In the last year, helping employees develop in their careers has climbed from number nine to number four on learning and development (L&D) priority lists. And it’s no surprise – as research suggests seven in ten workers believe learning improves their sense of connection with their organisation, and eight in ten say it adds purpose to their work.

With L&D becoming progressively more important, Stacey Hayes-Allen, Director of Corporate Partnerships at Arden University, discusses how HR teams can get employees to successfully onboard learning programmes to unlock their full potential.

L&D can be a tricky benefit to offer employees, especially when it comes to engagement and onboarding. In fact, data from The Learning and Work Institute suggests around 28 million adults (51% of the population) have had no training in the last three years. So, how can businesses get L&D to a place where employees are engaged, upskilled and benefiting the company?

The right learning mindset

Firstly, there are some key barriers when it comes to learning and development. 46% of L&D Professionals don’t have a handle on how much they spend per employee, and only 8% are prioritising speeding up the transfer of learning back into the workplace or creating a more inclusive learning offering for all. On top of this, a lack of learner time and engagement are also key barriers for L&D when supporting organisational and people goals. As a result, for learning to be impactful, HR teams need to first consider the environment in which the learning is taking place.

Employees need to have the permission and space to learn; they need trust, a safe space to be curious and an environment that embraces mistakes.
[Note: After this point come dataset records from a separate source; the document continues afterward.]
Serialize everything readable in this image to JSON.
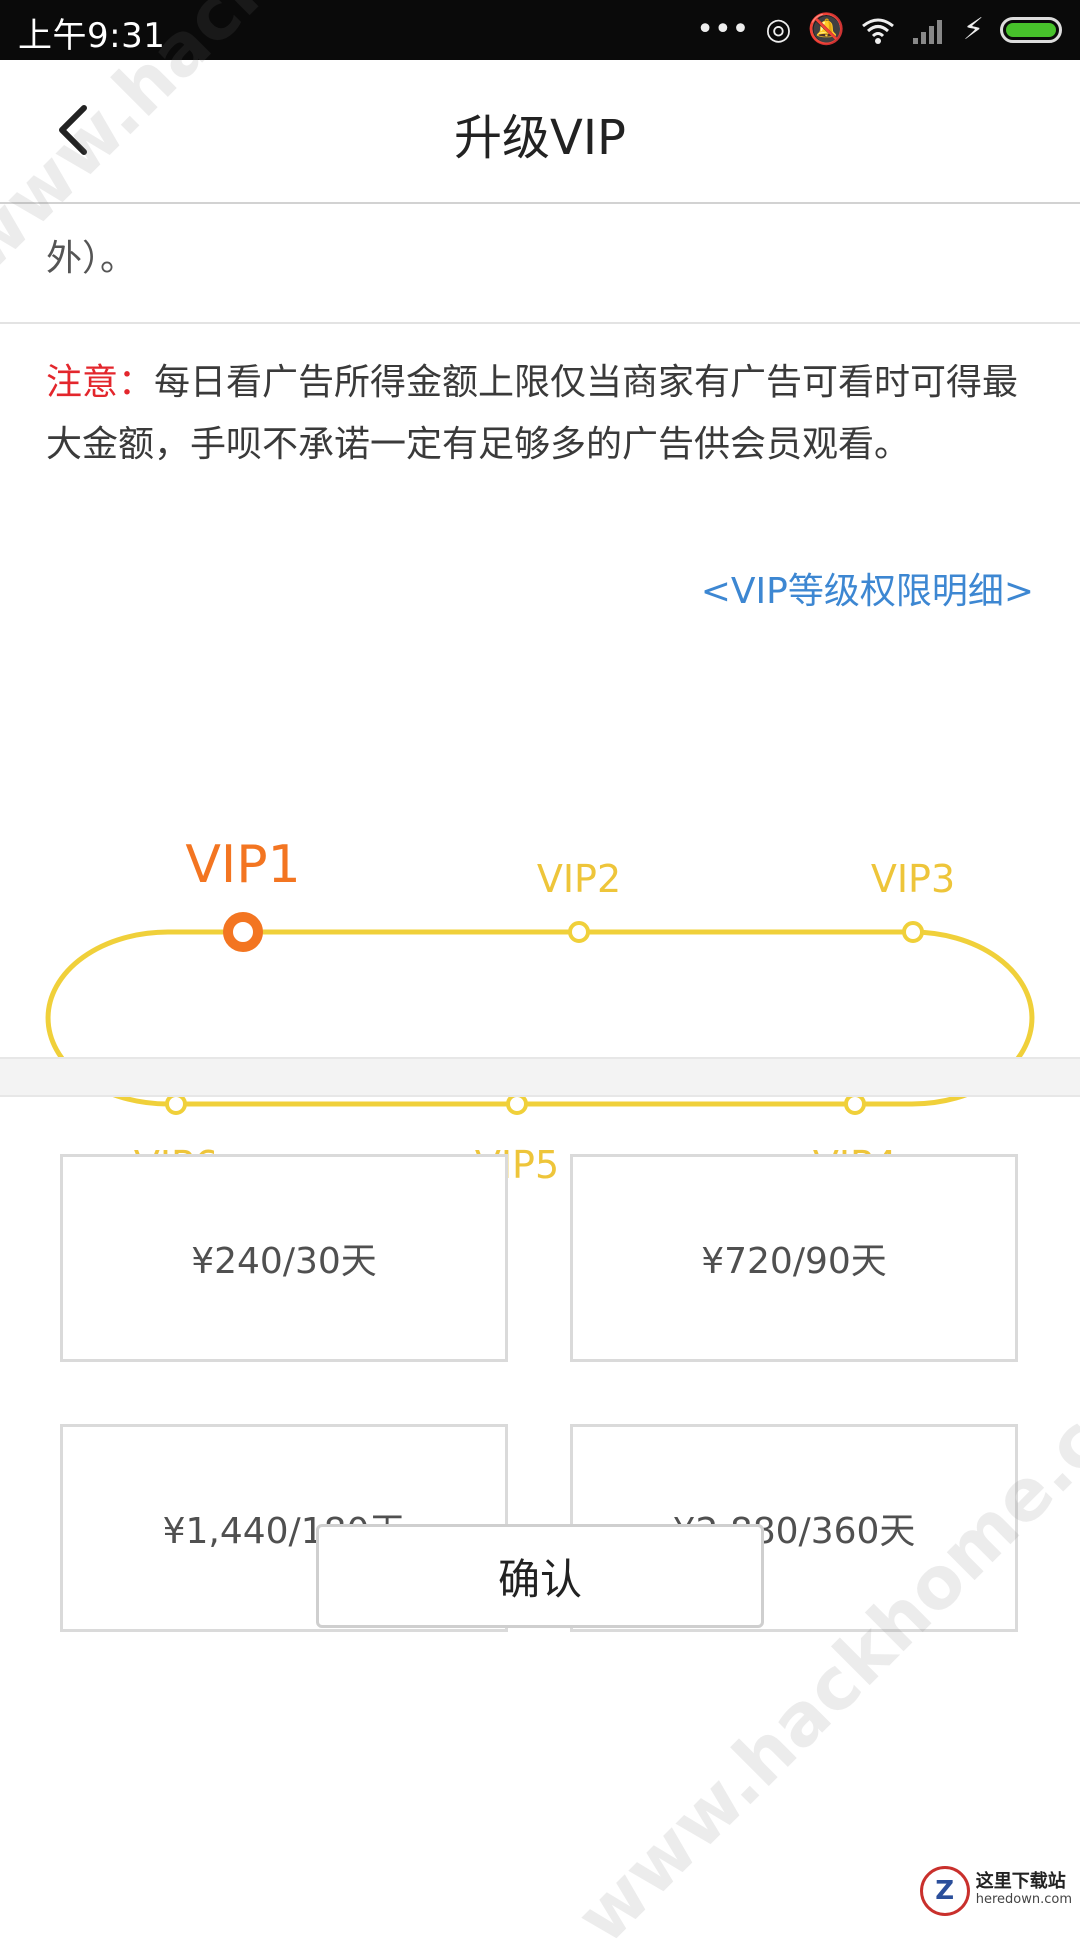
{
  "status_bar": {
    "time": "上午9:31"
  },
  "header": {
    "title": "升级VIP"
  },
  "content": {
    "partial_desc_line": "外）。",
    "notice_label": "注意：",
    "notice_text": "每日看广告所得金额上限仅当商家有广告可看时可得最大金额，手呗不承诺一定有足够多的广告供会员观看。",
    "vip_detail_link": "<VIP等级权限明细>"
  },
  "vip_levels": {
    "current": "VIP1",
    "labels": [
      "VIP1",
      "VIP2",
      "VIP3",
      "VIP4",
      "VIP5",
      "VIP6"
    ],
    "colors": {
      "track": "#f0d03a",
      "current": "#f37521",
      "label": "#eec53a"
    }
  },
  "plans": [
    {
      "label": "¥240/30天"
    },
    {
      "label": "¥720/90天"
    },
    {
      "label": "¥1,440/180天"
    },
    {
      "label": "¥2,880/360天"
    }
  ],
  "confirm_label": "确认",
  "watermarks": {
    "text": "www.hackhome.com",
    "corner_logo_line1": "这里下载站",
    "corner_logo_line2": "heredown.com"
  }
}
However, CIPD’s research found that the majority of learning practitioners don’t feel they work in organisations that foster a climate of genuine psychological safety, where teams are encouraged to take risks, raise issues, learn from mistakes and embrace unique skills.

In fact, only two-fifths of organisations believe they have a learning environment that fosters trust, with just over a third encouraging enquiry and curiosity from all individuals, and a third embracing mistakes as an opportunity to learn.
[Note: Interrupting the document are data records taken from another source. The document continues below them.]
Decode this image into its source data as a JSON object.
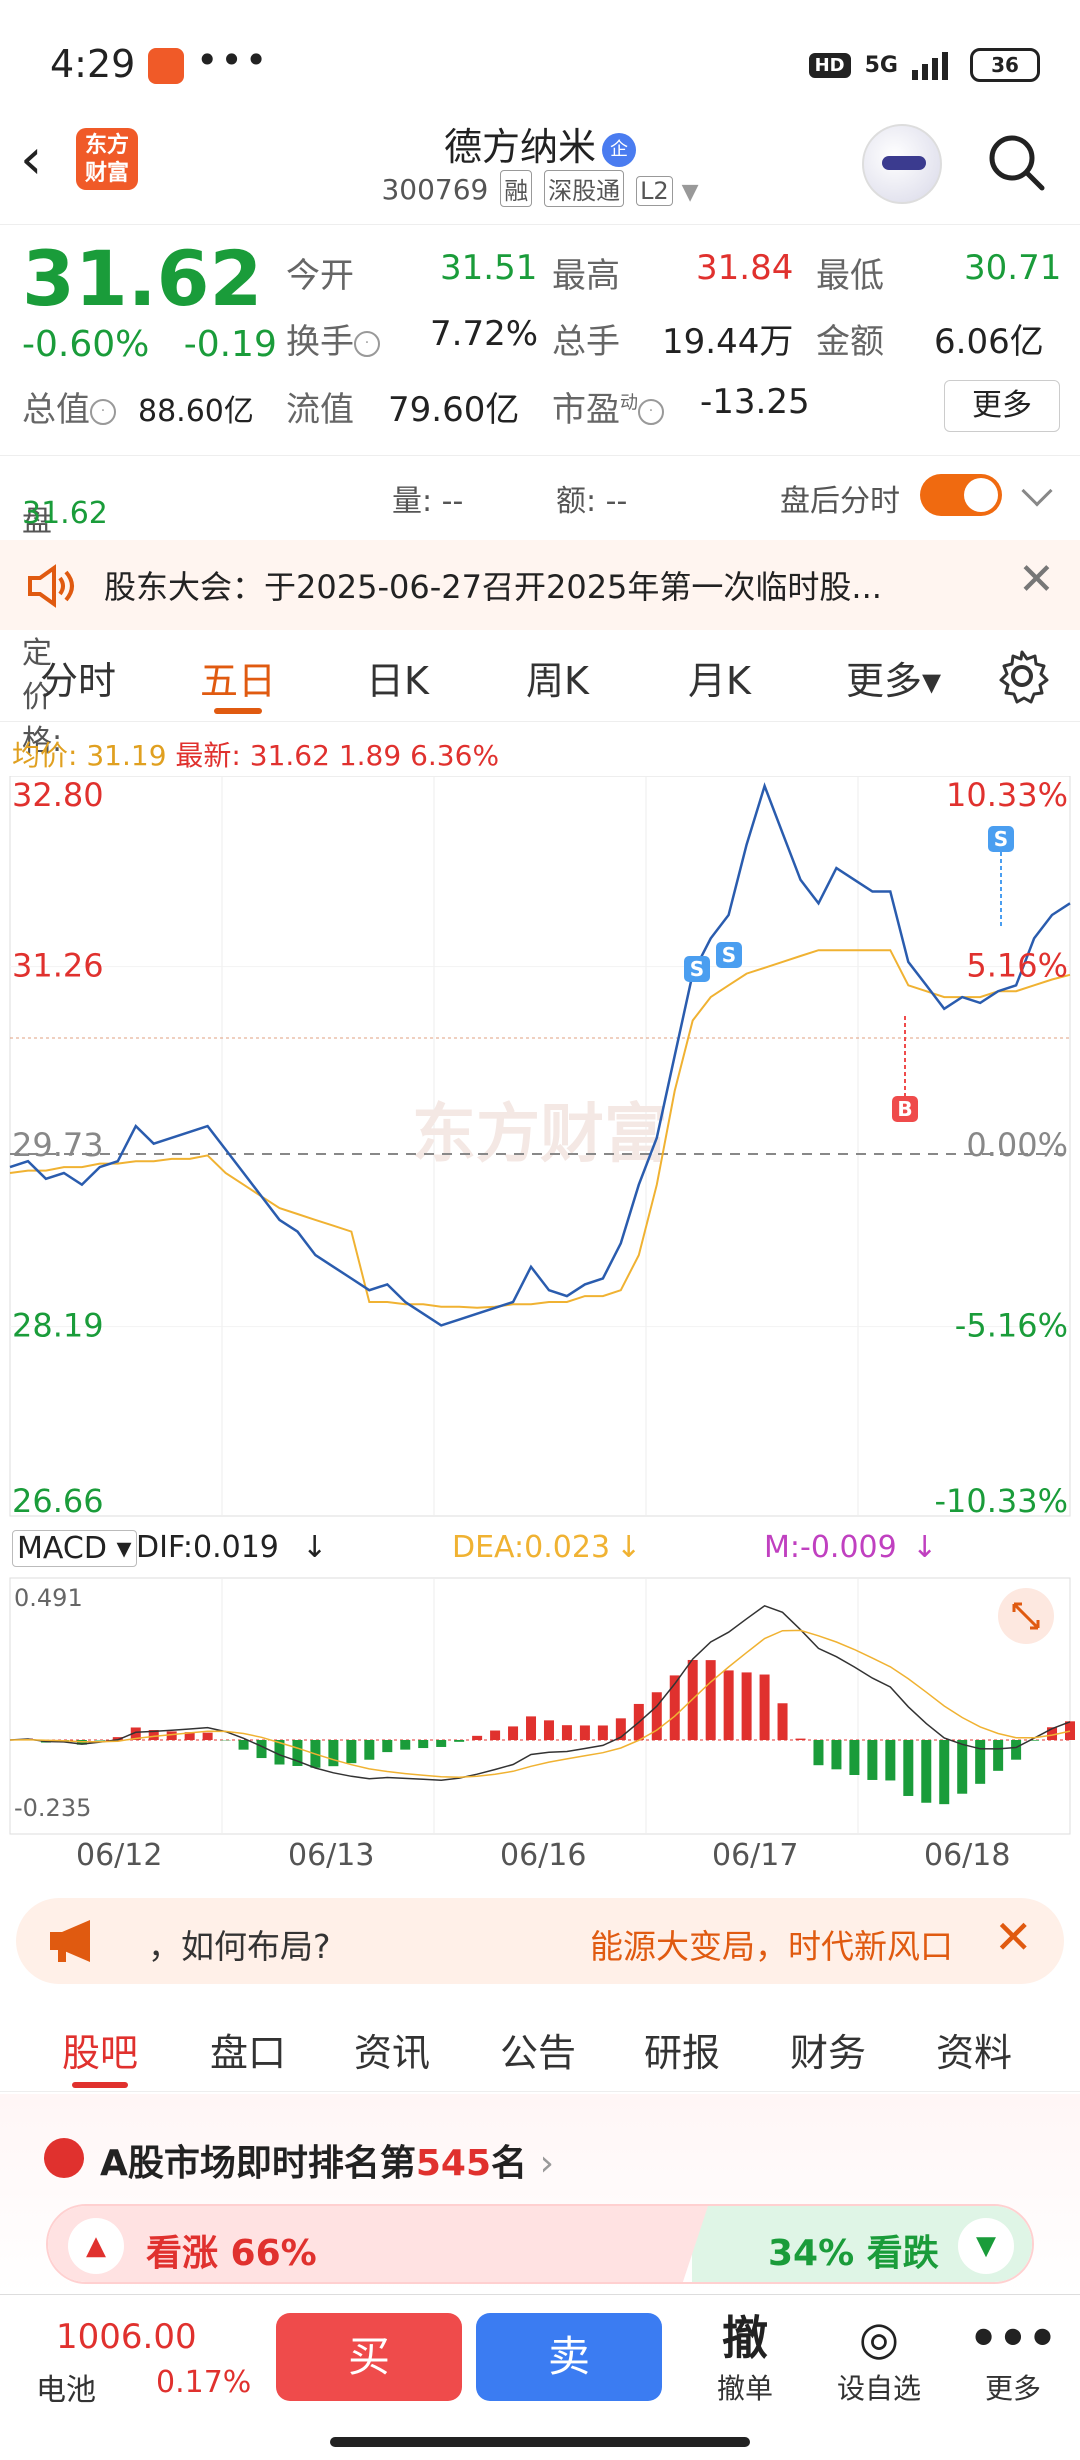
{
  "status": {
    "time": "4:29",
    "dots": "•••",
    "network": "5G",
    "hd": "HD",
    "battery": "36"
  },
  "header": {
    "back": "‹",
    "logo_line1": "东方",
    "logo_line2": "财富",
    "stock_name": "德方纳米",
    "qi_badge": "企",
    "code": "300769",
    "tags": [
      "融",
      "深股通",
      "L2"
    ]
  },
  "quote": {
    "price": "31.62",
    "change_pct": "-0.60%",
    "change_abs": "-0.19",
    "rows": [
      [
        {
          "label": "今开",
          "value": "31.51",
          "color": "green"
        },
        {
          "label": "最高",
          "value": "31.84",
          "color": "red"
        },
        {
          "label": "最低",
          "value": "30.71",
          "color": "green"
        }
      ],
      [
        {
          "label": "换手",
          "value": "7.72%",
          "color": ""
        },
        {
          "label": "总手",
          "value": "19.44万",
          "color": ""
        },
        {
          "label": "金额",
          "value": "6.06亿",
          "color": ""
        }
      ]
    ],
    "mv_label": "总值",
    "mv_value": "88.60亿",
    "fv_label": "流值",
    "fv_value": "79.60亿",
    "pe_label": "市盈",
    "pe_sup": "动",
    "pe_value": "-13.25",
    "more": "更多"
  },
  "after_hours": {
    "price_label": "盘后固定价格:",
    "price_value": "31.62",
    "vol_label": "量: --",
    "amt_label": "额: --",
    "toggle_label": "盘后分时"
  },
  "notice": {
    "text": "股东大会：于2025-06-27召开2025年第一次临时股...",
    "close": "✕"
  },
  "period_tabs": [
    "分时",
    "五日",
    "日K",
    "周K",
    "月K",
    "更多▾"
  ],
  "active_period": 1,
  "chart_stats": {
    "avg_label": "均价:",
    "avg_value": "31.19",
    "last_label": "最新:",
    "last_value": "31.62",
    "chg": "1.89",
    "chg_pct": "6.36%"
  },
  "chart_data": {
    "type": "line",
    "x": [
      "06/12",
      "06/13",
      "06/16",
      "06/17",
      "06/18"
    ],
    "y_ticks": [
      "32.80",
      "31.26",
      "29.73",
      "28.19",
      "26.66"
    ],
    "y_pct_ticks": [
      "10.33%",
      "5.16%",
      "0.00%",
      "-5.16%",
      "-10.33%"
    ],
    "ylim": [
      26.66,
      32.8
    ],
    "prev_close": 29.73,
    "series": [
      {
        "values": [
          29.55,
          29.6,
          29.45,
          29.5,
          29.4,
          29.55,
          29.6,
          29.9,
          29.75,
          29.8,
          29.85,
          29.9,
          29.7,
          29.5,
          29.3,
          29.1,
          29.0,
          28.8,
          28.7,
          28.6,
          28.5,
          28.55,
          28.4,
          28.3,
          28.2,
          28.25,
          28.3,
          28.35,
          28.4,
          28.7,
          28.5,
          28.45,
          28.55,
          28.6,
          28.9,
          29.4,
          29.8,
          30.5,
          31.2,
          31.5,
          31.7,
          32.3,
          32.8,
          32.4,
          32.0,
          31.8,
          32.1,
          32.0,
          31.9,
          31.9,
          31.3,
          31.1,
          30.9,
          31.0,
          30.95,
          31.05,
          31.1,
          31.5,
          31.7,
          31.8
        ]
      },
      {
        "values": [
          29.5,
          29.52,
          29.52,
          29.55,
          29.55,
          29.58,
          29.58,
          29.6,
          29.6,
          29.62,
          29.62,
          29.65,
          29.5,
          29.4,
          29.3,
          29.2,
          29.15,
          29.1,
          29.05,
          29.0,
          28.4,
          28.4,
          28.38,
          28.38,
          28.36,
          28.36,
          28.35,
          28.36,
          28.38,
          28.38,
          28.4,
          28.4,
          28.45,
          28.45,
          28.5,
          28.8,
          29.4,
          30.2,
          30.8,
          31.0,
          31.1,
          31.2,
          31.25,
          31.3,
          31.35,
          31.4,
          31.4,
          31.4,
          31.4,
          31.4,
          31.1,
          31.05,
          31.0,
          31.0,
          31.0,
          31.05,
          31.05,
          31.1,
          31.15,
          31.19
        ]
      }
    ],
    "macd": {
      "dif": "DIF:0.019",
      "dea": "DEA:0.023",
      "m": "M:-0.009",
      "top": "0.491",
      "bottom": "-0.235"
    }
  },
  "macd_label": "MACD",
  "ad": {
    "t1": "，如何布局?",
    "t2": "能源大变局，时代新风口",
    "close": "✕"
  },
  "section_tabs": [
    "股吧",
    "盘口",
    "资讯",
    "公告",
    "研报",
    "财务",
    "资料"
  ],
  "rank": {
    "prefix": "A股市场即时排名第",
    "num": "545",
    "suffix": "名",
    "up": "看涨 66%",
    "down": "34% 看跌"
  },
  "bottom": {
    "idx_value": "1006.00",
    "idx_name": "电池",
    "idx_chg": "0.17%",
    "buy": "买",
    "sell": "卖",
    "items": [
      {
        "icon": "撤",
        "label": "撤单"
      },
      {
        "icon": "◎",
        "label": "设自选"
      },
      {
        "icon": "•••",
        "label": "更多"
      }
    ]
  },
  "colors": {
    "up": "#e0312e",
    "down": "#1a9c3a",
    "accent": "#e05a10",
    "price_line": "#2a5cae",
    "avg_line": "#f0b232"
  }
}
To tackle this, fostering the right learning mindset and creating a safe space for learning needs to be embedded throughout the business. Having a single point of contact within the organisation for L&D initiatives is invaluable here, as it can provide a support system for employees during their learning journey, as well as an avenue for feedback on preferred learning opportunities to ensure initiatives meet employee needs.

When we work with organisations to upskill employees with degree apprenticeships, we’ve found that companies with specific team members to guide learners end up with a stronger end-to-end learning programme. They can effectively promote courses during recruitment, check that learners are happy and well supported and ensure alignment between employee learning and organisational goals.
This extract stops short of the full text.